Will the US Supreme Court Decide What Is Art?

junkcar.sanmarcos-300x243The College Art Association (“CAA”), some artists, and a few other organizations have filed a “friend of the court” brief with the US Supreme Court asking the nine justices to hear a case concerning a removed artwork and the city of San Marcos, Texas. (pdf version of brief here.)

CAA argues that the Fifth Circuit Court of Appeals made a grave error by declaring that the advertising art “installation” in front of a business establishment was not “great art.” (Background here.) However, as I read the Fifth Circuit’s decision, they’re not saying that at all. What the Fifth Circuit is saying–rightly–is that when visual objects contain both speech and non-speech factors, intermediate scrutiny will apply and therefore grant the state the right to limit that speech. The Fifth Circuit also argues that when it is a mixture of expressive and non-expressive speech, the tedious task of deciding which it is is a case-by-case problem.

In the case of the City of San Marcos (Kleinman v. City of San Marcos), the Fifth Circuit rightly asserts:

Irrespective of the intentions of its creators or Planet K’s owner, the car-planter is a utilitarian device, an advertisement, and ultimately a “junked vehicle.” These qualities objectively dominate any expressive component of its exterior painting.
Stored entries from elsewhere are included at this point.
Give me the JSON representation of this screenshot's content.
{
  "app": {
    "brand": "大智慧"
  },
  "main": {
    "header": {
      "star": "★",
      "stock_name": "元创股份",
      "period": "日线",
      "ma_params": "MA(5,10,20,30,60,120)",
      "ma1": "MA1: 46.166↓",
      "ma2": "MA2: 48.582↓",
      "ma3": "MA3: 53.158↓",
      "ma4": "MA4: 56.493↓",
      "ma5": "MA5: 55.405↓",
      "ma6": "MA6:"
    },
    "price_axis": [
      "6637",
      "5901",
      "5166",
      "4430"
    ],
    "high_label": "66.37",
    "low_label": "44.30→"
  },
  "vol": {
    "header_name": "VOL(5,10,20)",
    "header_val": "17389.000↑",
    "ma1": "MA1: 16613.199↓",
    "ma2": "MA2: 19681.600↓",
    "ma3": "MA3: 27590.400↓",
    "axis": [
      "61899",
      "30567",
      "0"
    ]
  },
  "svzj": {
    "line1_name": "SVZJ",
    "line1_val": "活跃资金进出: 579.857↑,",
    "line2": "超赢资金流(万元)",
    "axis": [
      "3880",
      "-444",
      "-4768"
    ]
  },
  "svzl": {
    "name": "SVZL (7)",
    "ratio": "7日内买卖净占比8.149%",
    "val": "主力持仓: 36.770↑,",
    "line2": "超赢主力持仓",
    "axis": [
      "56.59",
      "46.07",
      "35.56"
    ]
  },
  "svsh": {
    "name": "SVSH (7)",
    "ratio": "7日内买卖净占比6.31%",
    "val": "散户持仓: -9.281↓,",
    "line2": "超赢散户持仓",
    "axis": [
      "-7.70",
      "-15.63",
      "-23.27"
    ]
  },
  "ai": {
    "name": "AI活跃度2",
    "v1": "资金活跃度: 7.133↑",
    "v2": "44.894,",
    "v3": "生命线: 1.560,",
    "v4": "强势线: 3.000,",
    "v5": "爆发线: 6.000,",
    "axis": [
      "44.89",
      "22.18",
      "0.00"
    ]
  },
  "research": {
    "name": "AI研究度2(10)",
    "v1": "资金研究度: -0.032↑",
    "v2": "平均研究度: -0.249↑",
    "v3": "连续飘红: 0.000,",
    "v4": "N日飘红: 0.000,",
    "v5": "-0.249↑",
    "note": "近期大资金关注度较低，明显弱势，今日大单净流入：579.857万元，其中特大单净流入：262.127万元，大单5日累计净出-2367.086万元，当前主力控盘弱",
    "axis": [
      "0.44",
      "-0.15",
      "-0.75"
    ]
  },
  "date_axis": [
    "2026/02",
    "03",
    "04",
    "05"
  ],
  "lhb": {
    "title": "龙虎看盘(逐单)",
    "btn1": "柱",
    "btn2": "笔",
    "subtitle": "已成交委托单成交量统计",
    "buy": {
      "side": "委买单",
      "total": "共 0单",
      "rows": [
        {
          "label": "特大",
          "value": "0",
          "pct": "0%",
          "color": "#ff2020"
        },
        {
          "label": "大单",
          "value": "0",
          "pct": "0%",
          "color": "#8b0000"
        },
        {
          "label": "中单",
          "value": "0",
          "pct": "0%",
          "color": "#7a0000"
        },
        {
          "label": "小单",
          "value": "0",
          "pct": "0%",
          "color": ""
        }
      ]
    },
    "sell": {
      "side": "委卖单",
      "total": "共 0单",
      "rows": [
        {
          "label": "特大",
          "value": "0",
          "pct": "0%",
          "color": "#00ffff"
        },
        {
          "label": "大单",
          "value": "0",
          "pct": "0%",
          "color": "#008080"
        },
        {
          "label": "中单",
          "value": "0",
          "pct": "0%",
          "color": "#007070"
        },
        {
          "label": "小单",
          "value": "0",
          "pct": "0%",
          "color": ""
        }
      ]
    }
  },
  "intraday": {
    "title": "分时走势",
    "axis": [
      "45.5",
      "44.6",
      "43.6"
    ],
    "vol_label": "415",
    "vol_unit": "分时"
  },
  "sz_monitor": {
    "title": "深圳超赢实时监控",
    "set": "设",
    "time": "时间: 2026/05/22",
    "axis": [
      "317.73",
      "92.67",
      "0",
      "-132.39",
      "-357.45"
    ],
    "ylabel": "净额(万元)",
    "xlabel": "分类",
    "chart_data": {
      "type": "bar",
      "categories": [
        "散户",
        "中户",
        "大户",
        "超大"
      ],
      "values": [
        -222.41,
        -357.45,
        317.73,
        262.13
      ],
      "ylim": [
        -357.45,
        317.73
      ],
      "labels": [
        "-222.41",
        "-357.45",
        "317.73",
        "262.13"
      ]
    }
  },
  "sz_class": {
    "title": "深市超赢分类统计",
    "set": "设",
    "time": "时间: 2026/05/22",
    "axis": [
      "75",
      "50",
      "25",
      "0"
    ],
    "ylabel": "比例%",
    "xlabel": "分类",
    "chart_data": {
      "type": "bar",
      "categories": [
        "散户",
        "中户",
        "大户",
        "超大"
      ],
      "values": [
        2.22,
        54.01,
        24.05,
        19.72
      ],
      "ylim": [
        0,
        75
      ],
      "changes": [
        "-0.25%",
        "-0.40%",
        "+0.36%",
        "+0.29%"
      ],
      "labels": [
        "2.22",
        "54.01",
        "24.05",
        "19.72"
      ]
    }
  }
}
Finding that the car-planter was a utilitarian device with incidental expressive content, the Fifth Circuit looked to the Eighth Circuit’s reasoning when it faced a similar quandary. The Eighth Circuit,

… confronted … with a wrecked auto that was displayed streetside to remind the public how the owner’s son had been killed, had no difficulty finding that the auto’s removal under a junked-vehicle ordinance survived intermediate scrutiny. Davis v. Norman, 555 F.2d 189 (8th Cir.1977). When the “expressive” component of an object, considered objectively in light of its function and utility, is at best secondary, the public display of the object is conduct subject to reasonable state regulation. We therefore pretermit “recourse to principles of aesthetics.”

In other words, the question is not whether the “planter” is art or great art. The Supreme Court has already decided that. The question is whether the “planter,” which has both speech and non-speech factors, and its location, can be regulated by government. It appears that it can. I sincerely doubt the US Supreme Court will grant certiorari (to hear the case). Good luck!